OPINION

The Register’s Editorial: Why climate change deniers warmed up to this scientist

The Register's Editorial staff

If the scientific community isn’t telling you what you want to hear, you might just have to buy your own scientist. That pretty much sums up the public perception of the relationship between the fossil fuels industry and Wei-Hock Soon, a scientist frequently cited by groups denying a link between climate change and human behavior.

Soon has accepted more than $1.2 million from the fossil fuels industry over the past decade, according to the New York Times. He has not disclosed that conflict of interests in several published scientific papers. Documents recently obtained by the environmental group Greenpeace and reviewed by the Times show corporate contributions were linked to specific papers he authored.

Soon is well-known for suggesting variations in the sun, not the burning of fossil fuels, cause global warming. He has testified before Congress and has been identified on conservative news shows as a “Harvard astrophysicist.”

Except he is not an astrophysicist. He has a doctoral degree in aerospace engineering. He has little formal training in climatology. Soon has never been employed by Harvard. He works part-time at the Smithsonian Institution, which has an astrophysics partnership with the school.

But he has managed to produce exactly the kind of “science” welcomed by the oil industries and those who invest in the oil industries.

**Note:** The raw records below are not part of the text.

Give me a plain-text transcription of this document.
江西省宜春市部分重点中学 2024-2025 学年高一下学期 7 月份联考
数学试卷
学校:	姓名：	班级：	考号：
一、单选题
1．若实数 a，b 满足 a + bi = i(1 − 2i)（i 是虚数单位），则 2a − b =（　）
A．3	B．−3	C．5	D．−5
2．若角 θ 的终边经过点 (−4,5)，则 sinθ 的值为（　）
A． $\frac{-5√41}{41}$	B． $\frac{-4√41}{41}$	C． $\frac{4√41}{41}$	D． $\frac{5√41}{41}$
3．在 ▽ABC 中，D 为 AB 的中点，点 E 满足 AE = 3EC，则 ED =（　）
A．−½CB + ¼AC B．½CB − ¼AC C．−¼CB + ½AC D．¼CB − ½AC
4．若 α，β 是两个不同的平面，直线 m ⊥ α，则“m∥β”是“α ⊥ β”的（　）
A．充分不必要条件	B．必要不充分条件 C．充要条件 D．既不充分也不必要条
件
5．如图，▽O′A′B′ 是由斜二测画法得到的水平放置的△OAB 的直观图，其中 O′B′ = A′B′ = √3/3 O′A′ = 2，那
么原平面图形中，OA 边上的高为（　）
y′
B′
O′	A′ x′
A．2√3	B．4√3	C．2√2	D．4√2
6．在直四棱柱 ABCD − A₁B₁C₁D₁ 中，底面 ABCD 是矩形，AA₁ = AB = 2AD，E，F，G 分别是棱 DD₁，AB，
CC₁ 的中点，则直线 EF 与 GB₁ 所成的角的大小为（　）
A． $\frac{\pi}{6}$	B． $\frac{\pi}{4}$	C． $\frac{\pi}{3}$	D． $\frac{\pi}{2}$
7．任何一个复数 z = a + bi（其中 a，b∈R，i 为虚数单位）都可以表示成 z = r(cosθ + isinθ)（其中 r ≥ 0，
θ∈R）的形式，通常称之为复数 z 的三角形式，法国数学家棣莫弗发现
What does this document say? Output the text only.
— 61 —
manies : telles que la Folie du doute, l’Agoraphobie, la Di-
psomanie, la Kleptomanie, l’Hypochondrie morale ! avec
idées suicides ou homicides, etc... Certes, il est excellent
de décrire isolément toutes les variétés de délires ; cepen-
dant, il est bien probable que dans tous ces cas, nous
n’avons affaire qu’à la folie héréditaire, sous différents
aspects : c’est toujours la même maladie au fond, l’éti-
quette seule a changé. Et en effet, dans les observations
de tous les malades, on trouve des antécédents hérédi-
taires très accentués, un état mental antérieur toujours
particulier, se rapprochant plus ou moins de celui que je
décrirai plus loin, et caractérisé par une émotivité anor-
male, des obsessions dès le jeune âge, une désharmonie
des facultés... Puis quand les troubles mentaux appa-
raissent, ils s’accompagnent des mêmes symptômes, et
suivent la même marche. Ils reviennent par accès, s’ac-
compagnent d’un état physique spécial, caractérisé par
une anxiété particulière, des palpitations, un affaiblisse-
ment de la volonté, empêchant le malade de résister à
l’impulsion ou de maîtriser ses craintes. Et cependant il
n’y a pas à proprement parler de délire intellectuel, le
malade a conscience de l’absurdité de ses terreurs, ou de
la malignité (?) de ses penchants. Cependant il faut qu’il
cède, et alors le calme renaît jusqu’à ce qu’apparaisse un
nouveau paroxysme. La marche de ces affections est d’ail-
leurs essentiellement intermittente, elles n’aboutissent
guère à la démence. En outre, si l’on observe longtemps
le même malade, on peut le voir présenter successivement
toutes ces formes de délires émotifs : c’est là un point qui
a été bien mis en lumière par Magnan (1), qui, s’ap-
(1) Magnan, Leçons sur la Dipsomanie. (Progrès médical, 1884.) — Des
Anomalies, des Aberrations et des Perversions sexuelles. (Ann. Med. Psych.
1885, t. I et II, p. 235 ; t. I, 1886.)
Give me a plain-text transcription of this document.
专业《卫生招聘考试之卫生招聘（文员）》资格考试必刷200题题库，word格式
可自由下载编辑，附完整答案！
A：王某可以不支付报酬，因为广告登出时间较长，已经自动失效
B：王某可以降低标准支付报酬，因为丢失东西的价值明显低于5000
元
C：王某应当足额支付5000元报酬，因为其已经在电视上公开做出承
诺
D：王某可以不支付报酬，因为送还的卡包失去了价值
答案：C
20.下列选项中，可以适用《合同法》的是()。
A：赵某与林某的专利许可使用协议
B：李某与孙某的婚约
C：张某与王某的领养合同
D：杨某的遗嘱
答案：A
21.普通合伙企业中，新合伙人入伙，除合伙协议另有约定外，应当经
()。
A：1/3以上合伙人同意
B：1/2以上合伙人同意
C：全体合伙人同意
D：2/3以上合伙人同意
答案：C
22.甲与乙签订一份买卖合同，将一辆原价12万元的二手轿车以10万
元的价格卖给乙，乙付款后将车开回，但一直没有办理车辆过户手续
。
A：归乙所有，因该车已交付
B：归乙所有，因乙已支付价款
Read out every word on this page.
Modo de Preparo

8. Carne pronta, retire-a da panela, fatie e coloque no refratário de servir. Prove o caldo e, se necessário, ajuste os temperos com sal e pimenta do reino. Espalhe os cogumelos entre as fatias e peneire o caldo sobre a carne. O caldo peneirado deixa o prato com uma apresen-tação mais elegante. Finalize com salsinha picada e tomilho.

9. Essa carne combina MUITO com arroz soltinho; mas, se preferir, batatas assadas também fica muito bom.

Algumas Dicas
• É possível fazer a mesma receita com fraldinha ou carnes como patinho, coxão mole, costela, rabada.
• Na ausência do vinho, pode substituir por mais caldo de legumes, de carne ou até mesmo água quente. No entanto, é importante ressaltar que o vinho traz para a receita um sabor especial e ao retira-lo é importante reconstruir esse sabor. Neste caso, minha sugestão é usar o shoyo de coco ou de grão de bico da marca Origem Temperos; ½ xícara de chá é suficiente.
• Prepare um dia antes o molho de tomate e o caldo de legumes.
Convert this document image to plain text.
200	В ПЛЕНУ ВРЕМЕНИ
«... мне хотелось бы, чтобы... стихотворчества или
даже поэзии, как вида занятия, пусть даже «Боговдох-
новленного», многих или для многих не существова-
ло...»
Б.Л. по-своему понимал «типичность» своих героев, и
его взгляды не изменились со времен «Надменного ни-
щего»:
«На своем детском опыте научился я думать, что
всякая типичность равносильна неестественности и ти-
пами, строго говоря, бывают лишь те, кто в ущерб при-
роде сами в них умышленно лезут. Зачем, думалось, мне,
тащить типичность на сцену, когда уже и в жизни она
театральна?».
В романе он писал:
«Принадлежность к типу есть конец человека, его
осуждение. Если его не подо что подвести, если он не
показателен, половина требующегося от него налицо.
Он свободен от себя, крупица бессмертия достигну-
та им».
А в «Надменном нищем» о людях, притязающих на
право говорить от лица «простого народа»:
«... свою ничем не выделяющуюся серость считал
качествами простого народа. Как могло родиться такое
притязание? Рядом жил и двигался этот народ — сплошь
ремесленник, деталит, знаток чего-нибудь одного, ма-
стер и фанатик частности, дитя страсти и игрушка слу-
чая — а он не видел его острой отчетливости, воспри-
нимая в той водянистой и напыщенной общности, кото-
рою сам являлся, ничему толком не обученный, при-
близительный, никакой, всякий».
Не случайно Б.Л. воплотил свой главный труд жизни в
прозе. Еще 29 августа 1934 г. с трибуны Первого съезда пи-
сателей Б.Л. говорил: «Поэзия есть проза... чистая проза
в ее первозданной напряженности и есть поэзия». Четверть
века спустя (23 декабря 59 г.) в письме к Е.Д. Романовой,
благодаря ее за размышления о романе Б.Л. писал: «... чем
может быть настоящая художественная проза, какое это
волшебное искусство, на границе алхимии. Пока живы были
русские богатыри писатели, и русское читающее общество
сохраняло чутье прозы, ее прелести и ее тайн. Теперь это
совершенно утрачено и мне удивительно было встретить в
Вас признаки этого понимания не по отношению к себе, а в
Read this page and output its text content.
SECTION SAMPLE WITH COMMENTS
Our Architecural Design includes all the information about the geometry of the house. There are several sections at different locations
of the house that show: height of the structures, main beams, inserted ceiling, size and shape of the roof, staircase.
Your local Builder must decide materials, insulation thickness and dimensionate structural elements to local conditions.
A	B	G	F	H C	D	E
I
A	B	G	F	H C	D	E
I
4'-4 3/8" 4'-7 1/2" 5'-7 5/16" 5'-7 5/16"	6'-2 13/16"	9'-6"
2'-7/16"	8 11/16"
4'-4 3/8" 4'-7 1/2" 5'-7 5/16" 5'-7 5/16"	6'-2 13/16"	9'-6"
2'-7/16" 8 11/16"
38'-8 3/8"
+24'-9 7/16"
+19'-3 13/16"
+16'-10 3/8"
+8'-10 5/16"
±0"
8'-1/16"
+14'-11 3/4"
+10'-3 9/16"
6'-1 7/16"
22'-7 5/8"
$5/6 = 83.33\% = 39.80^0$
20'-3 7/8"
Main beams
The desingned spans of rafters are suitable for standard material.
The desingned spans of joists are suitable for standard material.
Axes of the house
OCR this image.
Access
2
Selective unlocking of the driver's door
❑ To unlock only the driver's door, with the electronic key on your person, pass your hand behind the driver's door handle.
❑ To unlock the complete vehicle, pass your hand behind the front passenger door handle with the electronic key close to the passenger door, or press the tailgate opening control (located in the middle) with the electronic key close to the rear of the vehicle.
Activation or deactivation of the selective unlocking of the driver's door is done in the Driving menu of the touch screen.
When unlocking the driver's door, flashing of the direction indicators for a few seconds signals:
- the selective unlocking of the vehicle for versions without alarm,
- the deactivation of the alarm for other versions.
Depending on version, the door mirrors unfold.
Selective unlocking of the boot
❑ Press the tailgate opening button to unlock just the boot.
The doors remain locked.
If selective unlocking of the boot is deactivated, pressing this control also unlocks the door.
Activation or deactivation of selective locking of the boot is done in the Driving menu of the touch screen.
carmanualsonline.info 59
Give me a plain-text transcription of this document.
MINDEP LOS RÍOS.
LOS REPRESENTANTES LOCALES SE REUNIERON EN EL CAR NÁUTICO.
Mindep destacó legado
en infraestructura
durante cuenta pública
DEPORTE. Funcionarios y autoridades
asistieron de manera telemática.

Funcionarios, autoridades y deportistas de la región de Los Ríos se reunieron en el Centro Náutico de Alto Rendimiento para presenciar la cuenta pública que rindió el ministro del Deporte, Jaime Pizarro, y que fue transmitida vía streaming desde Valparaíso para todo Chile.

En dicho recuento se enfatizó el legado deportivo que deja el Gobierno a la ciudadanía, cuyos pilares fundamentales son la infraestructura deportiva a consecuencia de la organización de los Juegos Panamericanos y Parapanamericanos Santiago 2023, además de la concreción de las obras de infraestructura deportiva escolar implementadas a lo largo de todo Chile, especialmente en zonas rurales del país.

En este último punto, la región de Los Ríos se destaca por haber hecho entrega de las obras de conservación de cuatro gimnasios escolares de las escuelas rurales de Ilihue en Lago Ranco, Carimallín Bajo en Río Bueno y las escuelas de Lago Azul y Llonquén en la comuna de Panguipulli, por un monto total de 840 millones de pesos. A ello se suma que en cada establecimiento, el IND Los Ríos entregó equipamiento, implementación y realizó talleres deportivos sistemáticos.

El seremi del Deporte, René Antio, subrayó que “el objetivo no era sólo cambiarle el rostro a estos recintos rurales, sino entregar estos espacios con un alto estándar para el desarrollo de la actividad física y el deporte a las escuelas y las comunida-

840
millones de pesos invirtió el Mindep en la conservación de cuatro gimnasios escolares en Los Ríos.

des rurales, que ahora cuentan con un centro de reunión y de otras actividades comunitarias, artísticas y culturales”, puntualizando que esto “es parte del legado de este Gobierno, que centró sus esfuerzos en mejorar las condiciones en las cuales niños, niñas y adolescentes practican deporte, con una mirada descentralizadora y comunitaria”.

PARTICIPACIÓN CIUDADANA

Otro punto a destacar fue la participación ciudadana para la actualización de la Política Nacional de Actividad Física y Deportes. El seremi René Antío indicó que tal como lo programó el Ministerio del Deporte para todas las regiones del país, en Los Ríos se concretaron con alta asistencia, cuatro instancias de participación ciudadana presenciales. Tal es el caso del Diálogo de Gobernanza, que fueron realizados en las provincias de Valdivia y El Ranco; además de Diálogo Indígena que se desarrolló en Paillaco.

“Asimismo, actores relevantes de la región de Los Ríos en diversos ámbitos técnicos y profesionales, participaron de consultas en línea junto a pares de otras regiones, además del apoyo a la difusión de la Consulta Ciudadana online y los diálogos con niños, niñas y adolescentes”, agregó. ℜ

Among his financial supporters: Exxon Mobile, the American Petroleum Institute, the Charles G. Koch Charitable Foundation and an organization that accepts anonymous donations to funnel to conservative causes.

Now members of Congress are demanding answers. The Smithsonian has asked its Inspector General to investigate. Scientific journals are being questioned about their publication guidelines. The entire ordeal tarnishes the thousands of ethical, objective scientists who work to avoid even the appearance of a conflict of interests.